ComparativeGenomicsToolkit / taffy

This is a library C/Python/CLI for working with TAF (.taf,.taf.gz) and MAF (.maf) alignment files
MIT License
23 stars 3 forks source link

Fix index query bug #52

Closed glennhickey closed 4 months ago

glennhickey commented 4 months ago

Taffy index queries were pretty broken, as @benedictpaten pointed out:

./bin/taffy view -i ./tests/evolverMammals.maf -c  > ./tests/evolverMammals.taf.gz
./bin/taffy index -i ./tests/evolverMammals.taf.gz

./bin/taffy view -i ./tests/evolverMammals.taf.gz -r Anc0.Anc0refChr0:400-405
Assertion failed: (strlen(column) == column_length), function get_bases, file taf.c, line 125.

/bin/taffy view -i ./tests/evolverMammals.taf.gz -r Anc0.Anc0refChr0:410-413
Assertion failed: (*row != NULL), function parse_coordinates_and_establish_block, file taf.c, line 68.

Everything worked fine when indexing and querying the .maf, which is probably why it's taken this long to come up.

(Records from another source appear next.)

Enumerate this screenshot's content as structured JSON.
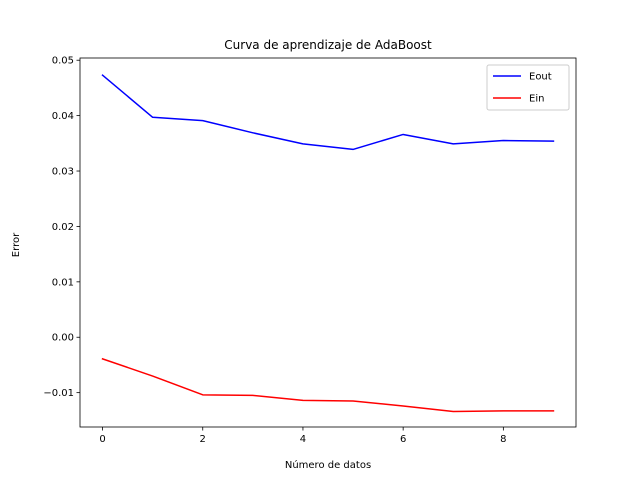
{
  "chart_data": {
    "type": "line",
    "title": "Curva de aprendizaje de AdaBoost",
    "xlabel": "Número de datos",
    "ylabel": "Error",
    "xlim": [
      -0.45,
      9.45
    ],
    "ylim": [
      -0.0162,
      0.0504
    ],
    "xticks": [
      0,
      2,
      4,
      6,
      8
    ],
    "yticks": [
      -0.01,
      0.0,
      0.01,
      0.02,
      0.03,
      0.04,
      0.05
    ],
    "ytick_labels": [
      "−0.01",
      "0.00",
      "0.01",
      "0.02",
      "0.03",
      "0.04",
      "0.05"
    ],
    "xtick_labels": [
      "0",
      "2",
      "4",
      "6",
      "8"
    ],
    "grid": false,
    "legend_position": "top-right",
    "x": [
      0,
      1,
      2,
      3,
      4,
      5,
      6,
      7,
      8,
      9
    ],
    "series": [
      {
        "name": "Eout",
        "color": "#0000ff",
        "values": [
          0.0473,
          0.0397,
          0.0391,
          0.0369,
          0.0349,
          0.0339,
          0.0366,
          0.0349,
          0.0355,
          0.0354
        ]
      },
      {
        "name": "Ein",
        "color": "#ff0000",
        "values": [
          -0.0039,
          -0.007,
          -0.0104,
          -0.0105,
          -0.0114,
          -0.0115,
          -0.0124,
          -0.0134,
          -0.0133,
          -0.0133
        ]
      }
    ]
  }
}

Anyway, the problem seems to be that the query function works by:

The issue that that TAF parsing is dependent on the previous block. So if it sliced before reading the next block, and that slice removes a row (because only gap characters were left after slicing), then the parser aborts when trying to apply the previous coordinates to the next coordinates.

Anyway, the fix is pretty simple: only slice the first block after the next one has been parsed. I added these two problem regions to the tests, and added a test that does a bunch of taf queries and makes sure the output's same as maf.